The photo, which has since gone viral, showed a woman holding a sign with the words "Arbeit macht frei" written on it. The phrase, which translates from German into "work makes you free," is the the same phrase that infamously adorned the gate at the entrance to Auschwitz.
THE LIBERATION of Auschwitz is the opening image of 'Liberation-The First Moments.' (Photo credit: Courtesy)THE LIBERATION of Auschwitz is the opening image of 'Liberation-The First Moments.' (Photo credit: Courtesy)
The photo was taken by a local nurse named Dennis Kosuth and shared on Twitter.
"This was one of the signs at the 'Re-open Illinois' event today," he tweeted.
"She assured those that she was not a Nazi, and stated, 'I have Jewish friends.' Thank you for representing yourself and your 'movement' for what it is."
Taking to Twitter, the Auschwitz Memorial in Poland slammed the use of the phrase at the protest.
"'Arbeit macht frei' was a false, cynical illusion the SS gave to prisoners of #Auschwitz," the memorial tweeted.
"Those words became one of the icons of human hatred.

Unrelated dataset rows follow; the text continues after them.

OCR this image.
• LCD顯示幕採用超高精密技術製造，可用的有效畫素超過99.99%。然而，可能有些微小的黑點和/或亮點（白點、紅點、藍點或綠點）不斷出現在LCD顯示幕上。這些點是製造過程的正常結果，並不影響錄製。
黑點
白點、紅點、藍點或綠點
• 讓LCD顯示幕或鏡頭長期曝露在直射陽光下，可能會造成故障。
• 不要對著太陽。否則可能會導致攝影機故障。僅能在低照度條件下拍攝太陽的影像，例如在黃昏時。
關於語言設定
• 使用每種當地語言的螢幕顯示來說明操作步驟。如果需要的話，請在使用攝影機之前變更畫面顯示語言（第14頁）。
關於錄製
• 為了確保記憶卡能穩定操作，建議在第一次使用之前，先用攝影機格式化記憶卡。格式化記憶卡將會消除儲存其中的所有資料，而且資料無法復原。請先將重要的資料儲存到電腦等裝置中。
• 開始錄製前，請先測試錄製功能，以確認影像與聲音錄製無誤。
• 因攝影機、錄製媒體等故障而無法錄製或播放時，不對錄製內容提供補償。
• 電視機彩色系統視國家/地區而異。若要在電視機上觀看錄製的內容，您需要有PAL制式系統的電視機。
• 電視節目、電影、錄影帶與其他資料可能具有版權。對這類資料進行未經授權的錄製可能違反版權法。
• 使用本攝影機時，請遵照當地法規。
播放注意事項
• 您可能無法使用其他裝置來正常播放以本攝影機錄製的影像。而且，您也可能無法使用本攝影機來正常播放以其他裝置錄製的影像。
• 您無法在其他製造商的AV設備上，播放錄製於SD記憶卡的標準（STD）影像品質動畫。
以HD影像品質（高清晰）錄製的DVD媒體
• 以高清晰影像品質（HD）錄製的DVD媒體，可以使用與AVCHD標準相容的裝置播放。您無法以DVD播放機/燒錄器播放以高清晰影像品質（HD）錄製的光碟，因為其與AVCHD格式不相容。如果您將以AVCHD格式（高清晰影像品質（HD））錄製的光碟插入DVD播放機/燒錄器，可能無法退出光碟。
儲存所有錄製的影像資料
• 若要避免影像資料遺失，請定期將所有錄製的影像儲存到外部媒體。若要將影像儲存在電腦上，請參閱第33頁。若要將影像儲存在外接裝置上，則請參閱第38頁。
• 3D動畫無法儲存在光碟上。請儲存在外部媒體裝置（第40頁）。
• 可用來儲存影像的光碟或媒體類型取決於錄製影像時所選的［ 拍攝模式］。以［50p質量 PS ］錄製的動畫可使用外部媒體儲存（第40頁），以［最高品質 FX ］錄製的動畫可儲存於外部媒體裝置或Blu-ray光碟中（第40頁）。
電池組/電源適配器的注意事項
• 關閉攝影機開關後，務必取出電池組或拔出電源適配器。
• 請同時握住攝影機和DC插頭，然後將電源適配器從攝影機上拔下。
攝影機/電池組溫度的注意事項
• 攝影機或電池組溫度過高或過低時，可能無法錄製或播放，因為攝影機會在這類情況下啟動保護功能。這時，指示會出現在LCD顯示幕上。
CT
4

It's painful to see this symbol instrumentalized & used again to spread hate. It's a symptom of moral & intellectual degeneration."

Some doubted the authenticity of the photo, due to the Associated Press publishing an article claiming that a photo shared widely over social media of a sign of Arbeit macht frei at an anti-lockdown protest was doctored. However, this referring to a photo from a protest on April 20 in Pittsburgh.
Kosuth maintained that his photo was genuine shared a video he took of the woman holding the sign with BuzzFeed, where the woman can be heard shouting "the gates of Auschwitz."
This is not an isolated incident, white supremacist slogans have been appearing at anti-lockdown rallies all across the US, including a separate slogan at the same rally. One photograph taken by photographer Mike Miletich, showed a protestor with a sign that said "Heil, Pritzker," alongside a swastika, referring to Illinois Governor JB Pritzker.

Pritzker, whose comes from a well-known Jewish family that came to Chicago after fleeing pogroms in Kiev, took to social media on Sunday to comment on the protest.
"Yesterday, there were quite a number of people protesting by carrying signs filled with hate," he said over Twitter.
"I'll defend to the death their right to be wrong and to say it out loud. But if you look at the facts, the experts are trying to protect them.
"I've spent decades of my life fighting against bigotry & hatred. I helped build [Illinois Holocaust Museum] by working with Holocaust survivors. The meaning of that swastika is apparently unknown to the people who are carrying it, or if it is known, it's a demonstration of the hate that is among us.
"These were a few hundred demonstrators yesterday — but there are millions of people in the state who are doing the right thing, protecting each other during this extraordinary crisis.
"I am so grateful to live in a state with those millions of really good people."

"Name-calling is easy. Leading during a global pandemic is not," the Illinois Holocaust Museum said over Twitter. The institution thanked Pritzker for "making hard decisions to save the lives of Illinoisans. References to murderous Nazi policies and the horrors of the Holocaust are misguided and just plain wrong."

"We support Governor Pritzker's efforts to save precious human lives during the COVID-19 pandemic and condemn strongly any comparison of these measures with the murderous Nazi regime," Chicago Archbishop Cardinal Blase J. Cupich tweeted. "Hate has no home here."